Ivo ne répondit pas.

"Il le savait," murmura Surro. "Évidemment qu'il le savait."

Garault fit un geste en direction de son sabre laser. Surro bondit pour s'interposer entre lui et Ivo. "Garault... Point de place pour la contemp..."

"Arrête," grogna-t-il.

"Seul le devoir..."

Son arme en main, Garault déclencha le faisceau laser et soutint le regard de Surro. "C'était mon frère."

"Vous êtes des Jedi ?" s'exclama Ivo.

Surro garda son calme et tendit le blaster à Garault. "Point de place pour la contemplation, seul le devoir compte."

Garault hésita un instant à saisir l'arme, une expression de profonde anxiété sur le visage. Le bout de ses doigts entra en contact avec le métal froid. Surro sentit son cœur se serrer.

Après un long moment, Garault tomba à genoux et passa sa main devant les yeux d'Ivo. "Tu as trébuché alors que tu revenais de l'avant-poste impérial."

"J'ai trébuché alors que je revenais de l'avant-poste impérial," répéta Ivo d'un ton monocorde. Surro soupira et ferma les yeux.

"Tu ne nous as jamais vus," dit Garault, les dents serrées.

"Je ne vous ai jamais vus."

Les lumières vives des rues de Coruscant aveuglaient Surro. Elle fendait la foule d'un pas vif, pressée de retrouver le calme de son sommaire appartement. Après avoir tourné dans une ruelle, elle parcourut trois pâtés de maisons avant d'arriver devant la porte. Alors que Surro tapait le code d'entrée, elle sentit que quelque chose n'allait pas. Cela faisait des années qu'elle avait quitté la zone de combat sur Balmorra, mais elle n'avait jamais oublié son atmosphère si particulière.

Surro pénétra dans la pièce plongée dans la pénombre et attendit. "Qu'est-ce que vous voulez ?"

"Je suis impressionné," répondit un homme. "D'habitude, j'arrive toujours à prendre les gens par surprise."

"Je n'ai pas beaucoup de meubles."

Il émit un petit rire puis alla allumer les lumières. La clarté soudaine fit tressaillir Surro. L'intrus s'adossa à un mur, les bras croisés. Il portait une veste en cuir rouge et des implants cybernétiques autour de l'œil gauche. "Savez-vous qui je suis ?"

"L'agent Shan."

"Vous pouvez m'appeler Theron," répondit-il. "Votre équipe et vous avez fait du bon boulot sur Balmorra, vous avez posé les bases pour de futures victoires.

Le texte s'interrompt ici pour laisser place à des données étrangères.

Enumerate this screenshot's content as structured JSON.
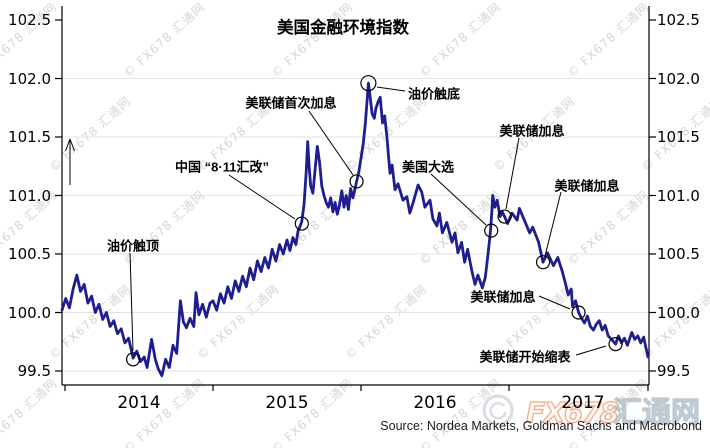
{
  "chart_data": {
    "type": "line",
    "title": "美国金融环境指数",
    "source": "Source: Nordea Markets, Goldman Sachs and Macrobond",
    "x_tick_labels": [
      "2014",
      "2015",
      "2016",
      "2017"
    ],
    "x_tick_values": [
      2014,
      2015,
      2016,
      2017
    ],
    "y_tick_labels": [
      "99.5",
      "100.0",
      "100.5",
      "101.0",
      "101.5",
      "102.0",
      "102.5"
    ],
    "y_tick_values": [
      99.5,
      100.0,
      100.5,
      101.0,
      101.5,
      102.0,
      102.5
    ],
    "xlim": [
      2013.98,
      2017.95
    ],
    "ylim": [
      99.5,
      102.5
    ],
    "grid": true,
    "line_color": "#1e1e91",
    "series": [
      {
        "name": "美国金融环境指数",
        "points": [
          [
            2013.98,
            100.02
          ],
          [
            2014.005,
            100.12
          ],
          [
            2014.03,
            100.04
          ],
          [
            2014.055,
            100.2
          ],
          [
            2014.08,
            100.32
          ],
          [
            2014.105,
            100.18
          ],
          [
            2014.13,
            100.24
          ],
          [
            2014.155,
            100.08
          ],
          [
            2014.18,
            100.14
          ],
          [
            2014.205,
            100.0
          ],
          [
            2014.23,
            100.07
          ],
          [
            2014.255,
            99.94
          ],
          [
            2014.28,
            100.0
          ],
          [
            2014.305,
            99.88
          ],
          [
            2014.33,
            99.93
          ],
          [
            2014.355,
            99.82
          ],
          [
            2014.38,
            99.86
          ],
          [
            2014.405,
            99.74
          ],
          [
            2014.43,
            99.78
          ],
          [
            2014.46,
            99.61
          ],
          [
            2014.485,
            99.67
          ],
          [
            2014.51,
            99.58
          ],
          [
            2014.535,
            99.62
          ],
          [
            2014.555,
            99.53
          ],
          [
            2014.585,
            99.77
          ],
          [
            2014.61,
            99.6
          ],
          [
            2014.63,
            99.52
          ],
          [
            2014.655,
            99.46
          ],
          [
            2014.68,
            99.6
          ],
          [
            2014.705,
            99.53
          ],
          [
            2014.73,
            99.72
          ],
          [
            2014.755,
            99.65
          ],
          [
            2014.78,
            100.1
          ],
          [
            2014.8,
            99.92
          ],
          [
            2014.82,
            99.87
          ],
          [
            2014.845,
            99.95
          ],
          [
            2014.87,
            99.88
          ],
          [
            2014.885,
            100.17
          ],
          [
            2014.905,
            99.98
          ],
          [
            2014.93,
            100.07
          ],
          [
            2014.955,
            99.96
          ],
          [
            2014.98,
            100.08
          ],
          [
            2015.0,
            100.1
          ],
          [
            2015.025,
            100.02
          ],
          [
            2015.05,
            100.16
          ],
          [
            2015.075,
            100.08
          ],
          [
            2015.1,
            100.22
          ],
          [
            2015.125,
            100.12
          ],
          [
            2015.15,
            100.27
          ],
          [
            2015.175,
            100.18
          ],
          [
            2015.2,
            100.31
          ],
          [
            2015.225,
            100.22
          ],
          [
            2015.25,
            100.38
          ],
          [
            2015.275,
            100.28
          ],
          [
            2015.3,
            100.44
          ],
          [
            2015.325,
            100.35
          ],
          [
            2015.35,
            100.47
          ],
          [
            2015.375,
            100.38
          ],
          [
            2015.4,
            100.54
          ],
          [
            2015.425,
            100.44
          ],
          [
            2015.45,
            100.58
          ],
          [
            2015.475,
            100.5
          ],
          [
            2015.5,
            100.62
          ],
          [
            2015.52,
            100.53
          ],
          [
            2015.54,
            100.64
          ],
          [
            2015.56,
            100.58
          ],
          [
            2015.575,
            100.7
          ],
          [
            2015.59,
            100.74
          ],
          [
            2015.6,
            100.78
          ],
          [
            2015.615,
            100.92
          ],
          [
            2015.63,
            101.2
          ],
          [
            2015.64,
            101.46
          ],
          [
            2015.65,
            101.24
          ],
          [
            2015.66,
            101.08
          ],
          [
            2015.675,
            101.02
          ],
          [
            2015.69,
            101.22
          ],
          [
            2015.705,
            101.42
          ],
          [
            2015.72,
            101.28
          ],
          [
            2015.735,
            101.08
          ],
          [
            2015.75,
            101.0
          ],
          [
            2015.765,
            100.94
          ],
          [
            2015.78,
            100.9
          ],
          [
            2015.795,
            100.98
          ],
          [
            2015.81,
            100.86
          ],
          [
            2015.825,
            100.94
          ],
          [
            2015.84,
            100.84
          ],
          [
            2015.855,
            100.92
          ],
          [
            2015.87,
            101.04
          ],
          [
            2015.885,
            100.9
          ],
          [
            2015.9,
            101.0
          ],
          [
            2015.915,
            100.88
          ],
          [
            2015.93,
            101.06
          ],
          [
            2015.945,
            100.98
          ],
          [
            2015.96,
            101.06
          ],
          [
            2015.97,
            101.12
          ],
          [
            2015.985,
            101.2
          ],
          [
            2016.0,
            101.32
          ],
          [
            2016.015,
            101.44
          ],
          [
            2016.03,
            101.62
          ],
          [
            2016.045,
            101.88
          ],
          [
            2016.05,
            101.96
          ],
          [
            2016.06,
            101.86
          ],
          [
            2016.075,
            101.7
          ],
          [
            2016.09,
            101.66
          ],
          [
            2016.1,
            101.74
          ],
          [
            2016.115,
            101.8
          ],
          [
            2016.13,
            101.84
          ],
          [
            2016.145,
            101.62
          ],
          [
            2016.16,
            101.68
          ],
          [
            2016.175,
            101.5
          ],
          [
            2016.196,
            101.19
          ],
          [
            2016.21,
            101.26
          ],
          [
            2016.23,
            101.05
          ],
          [
            2016.25,
            101.1
          ],
          [
            2016.284,
            100.96
          ],
          [
            2016.31,
            100.99
          ],
          [
            2016.33,
            100.85
          ],
          [
            2016.35,
            100.93
          ],
          [
            2016.386,
            101.09
          ],
          [
            2016.41,
            101.03
          ],
          [
            2016.432,
            100.9
          ],
          [
            2016.466,
            100.96
          ],
          [
            2016.486,
            100.8
          ],
          [
            2016.513,
            100.74
          ],
          [
            2016.53,
            100.85
          ],
          [
            2016.55,
            100.68
          ],
          [
            2016.58,
            100.77
          ],
          [
            2016.615,
            100.6
          ],
          [
            2016.635,
            100.68
          ],
          [
            2016.655,
            100.51
          ],
          [
            2016.68,
            100.6
          ],
          [
            2016.7,
            100.43
          ],
          [
            2016.72,
            100.54
          ],
          [
            2016.75,
            100.35
          ],
          [
            2016.77,
            100.24
          ],
          [
            2016.79,
            100.32
          ],
          [
            2016.82,
            100.21
          ],
          [
            2016.84,
            100.3
          ],
          [
            2016.86,
            100.52
          ],
          [
            2016.875,
            100.7
          ],
          [
            2016.885,
            100.88
          ],
          [
            2016.89,
            101.0
          ],
          [
            2016.905,
            100.9
          ],
          [
            2016.92,
            100.96
          ],
          [
            2016.94,
            100.82
          ],
          [
            2016.955,
            100.86
          ],
          [
            2016.97,
            100.82
          ],
          [
            2016.99,
            100.76
          ],
          [
            2017.02,
            100.85
          ],
          [
            2017.055,
            100.79
          ],
          [
            2017.07,
            100.89
          ],
          [
            2017.11,
            100.77
          ],
          [
            2017.14,
            100.68
          ],
          [
            2017.16,
            100.73
          ],
          [
            2017.2,
            100.6
          ],
          [
            2017.23,
            100.43
          ],
          [
            2017.26,
            100.51
          ],
          [
            2017.3,
            100.4
          ],
          [
            2017.33,
            100.47
          ],
          [
            2017.36,
            100.35
          ],
          [
            2017.375,
            100.28
          ],
          [
            2017.4,
            100.15
          ],
          [
            2017.42,
            100.2
          ],
          [
            2017.43,
            100.05
          ],
          [
            2017.45,
            100.1
          ],
          [
            2017.47,
            100.0
          ],
          [
            2017.49,
            99.95
          ],
          [
            2017.51,
            99.91
          ],
          [
            2017.53,
            99.97
          ],
          [
            2017.55,
            99.88
          ],
          [
            2017.57,
            99.85
          ],
          [
            2017.59,
            99.9
          ],
          [
            2017.61,
            99.93
          ],
          [
            2017.63,
            99.85
          ],
          [
            2017.65,
            99.89
          ],
          [
            2017.67,
            99.8
          ],
          [
            2017.7,
            99.76
          ],
          [
            2017.72,
            99.73
          ],
          [
            2017.74,
            99.8
          ],
          [
            2017.76,
            99.74
          ],
          [
            2017.78,
            99.78
          ],
          [
            2017.8,
            99.72
          ],
          [
            2017.83,
            99.83
          ],
          [
            2017.85,
            99.77
          ],
          [
            2017.87,
            99.8
          ],
          [
            2017.89,
            99.74
          ],
          [
            2017.91,
            99.79
          ],
          [
            2017.925,
            99.7
          ],
          [
            2017.94,
            99.62
          ]
        ]
      }
    ],
    "annotations": [
      {
        "label": "油价触顶",
        "t": 2014.46,
        "v": 99.6
      },
      {
        "label": "中国 “8·11汇改”",
        "t": 2015.6,
        "v": 100.76
      },
      {
        "label": "美联储首次加息",
        "t": 2015.97,
        "v": 101.12
      },
      {
        "label": "油价触底",
        "t": 2016.05,
        "v": 101.96
      },
      {
        "label": "美国大选",
        "t": 2016.88,
        "v": 100.7
      },
      {
        "label": "美联储加息",
        "t": 2016.97,
        "v": 100.82
      },
      {
        "label": "美联储加息",
        "t": 2017.23,
        "v": 100.43
      },
      {
        "label": "美联储加息",
        "t": 2017.47,
        "v": 100.0
      },
      {
        "label": "美联储开始缩表",
        "t": 2017.72,
        "v": 99.73
      }
    ]
  },
  "watermark": {
    "text": "© FX678 汇通网",
    "color": "#d6d6d6"
  },
  "logo": {
    "fx_text": "FX678",
    "cn_text": "汇通网",
    "orange": "#f09468",
    "gray": "#b0bcc6"
  }
}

Vous n'êtes pas comme les autres Jedi."

"Vous faites référence à notre surnom," répondit Surro, légèrement agacée.

Theron acquiesça. "'La sixième ligne'. Un mantra manquant du Code Jedi. C'est plutôt osé."

"Qu'est-ce que vous faites là ?"

"J'ai besoin de Jedi avec cet état d'esprit." Theron s'éloigna du mur et se campa devant Surro. "Totalement dévoués à la mission."

Surro hésita. Un lien très puissant s'était formé entre Garault, Landai, Onok et elle dans la cabane cette nuit-là. Elle savait qu'ils la suivraient quoi qu'il arrive, sans poser de questions. Mais l'espace d'un instant, elle se demanda si c'était vraiment une bonne chose.

"Où ça ?"

Theron lui tendit un rapport. "Sur Ziost."